Air Berlin will sensibly concentrate its business on four main airports: Berlin, Dusseldorf, Palma (Majorca) and Vienna. It will cease flights from Erfurt completely and limit the number of destinations it offers from other smaller airports such as Karlsruhe, Stuttgart, Hanover and Hamburg. This is good news for Deutsche Bahn, the German state-owned railway, which incidentally Mr Mehdorn used to run.

Air Berlin got too big too fast. It has 170 aircraft serving 163 destinations in 39 countries. It competes head-on in Germany with the mighty Lufthansa and its low-cost subsidiary Germanwings. But it should survive if it trims its network as planned and makes use of all the cross-selling opportunities it will get next year from joining oneworld, the British Airways alliance which includes Iberia, Finnair, American Airlines and will soon include Russia's S7.

In the mean time Germanwings and another low-cost airline, Ryanair, are preparing to fill some of the airspace that Air Berlin is vacating: for example, flights from some smaller German airports to Alicante, Naples, Palermo and a handful of north African cities. EasyJet, which tends to use bigger airports, may be tempted to grab those cancelled Air Berlin routes that compete head-on with Lufthansa.

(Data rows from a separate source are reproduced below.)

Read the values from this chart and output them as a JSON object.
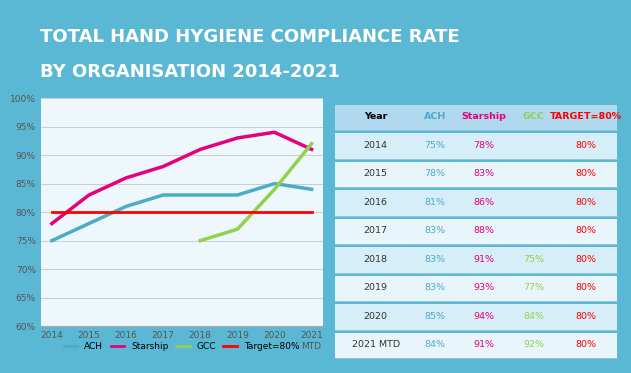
{
  "title_line1": "TOTAL HAND HYGIENE COMPLIANCE RATE",
  "title_line2": "BY ORGANISATION 2014-2021",
  "title_bg": "#E5007D",
  "title_color": "#FFFFFF",
  "outer_bg": "#5BB8D4",
  "chart_bg": "#EEF7FC",
  "table_bg": "#D6EEF8",
  "x_labels": [
    "2014",
    "2015",
    "2016",
    "2017",
    "2018",
    "2019",
    "2020",
    "2021\nMTD"
  ],
  "x_values": [
    0,
    1,
    2,
    3,
    4,
    5,
    6,
    7
  ],
  "ACH": [
    75,
    78,
    81,
    83,
    83,
    83,
    85,
    84
  ],
  "ACH_color": "#4BACC6",
  "Starship": [
    78,
    83,
    86,
    88,
    91,
    93,
    94,
    91
  ],
  "Starship_color": "#E5007D",
  "GCC": [
    null,
    null,
    null,
    null,
    75,
    77,
    84,
    92
  ],
  "GCC_color": "#92D050",
  "Target": [
    80,
    80,
    80,
    80,
    80,
    80,
    80,
    80
  ],
  "Target_color": "#FF0000",
  "ylim": [
    60,
    100
  ],
  "yticks": [
    60,
    65,
    70,
    75,
    80,
    85,
    90,
    95,
    100
  ],
  "ytick_labels": [
    "60%",
    "65%",
    "70%",
    "75%",
    "80%",
    "85%",
    "90%",
    "95%",
    "100%"
  ],
  "table_headers": [
    "Year",
    "ACH",
    "Starship",
    "GCC",
    "TARGET=80%"
  ],
  "table_header_colors": [
    "#000000",
    "#4BACC6",
    "#E5007D",
    "#92D050",
    "#FF0000"
  ],
  "table_rows": [
    [
      "2014",
      "75%",
      "78%",
      "",
      "80%"
    ],
    [
      "2015",
      "78%",
      "83%",
      "",
      "80%"
    ],
    [
      "2016",
      "81%",
      "86%",
      "",
      "80%"
    ],
    [
      "2017",
      "83%",
      "88%",
      "",
      "80%"
    ],
    [
      "2018",
      "83%",
      "91%",
      "75%",
      "80%"
    ],
    [
      "2019",
      "83%",
      "93%",
      "77%",
      "80%"
    ],
    [
      "2020",
      "85%",
      "94%",
      "84%",
      "80%"
    ],
    [
      "2021 MTD",
      "84%",
      "91%",
      "92%",
      "80%"
    ]
  ],
  "table_col_colors": [
    "#000000",
    "#4BACC6",
    "#E5007D",
    "#92D050",
    "#FF0000"
  ]
}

Nevertheless, the shrinking of Air Berlin threatens to hasten the demise of smaller German airports. Erfurt is looking for a replacement airline, though its owners, the state government of Thuringia and the city of Erfurt, are resisting the temptation to subsidise a newcomer. The neighbouring state of Saxony saw how fickle airlines can be when Ryanair arrived with fanfare last year at the small airport of Altenburg near Leipzig, then this March axed all its flights there.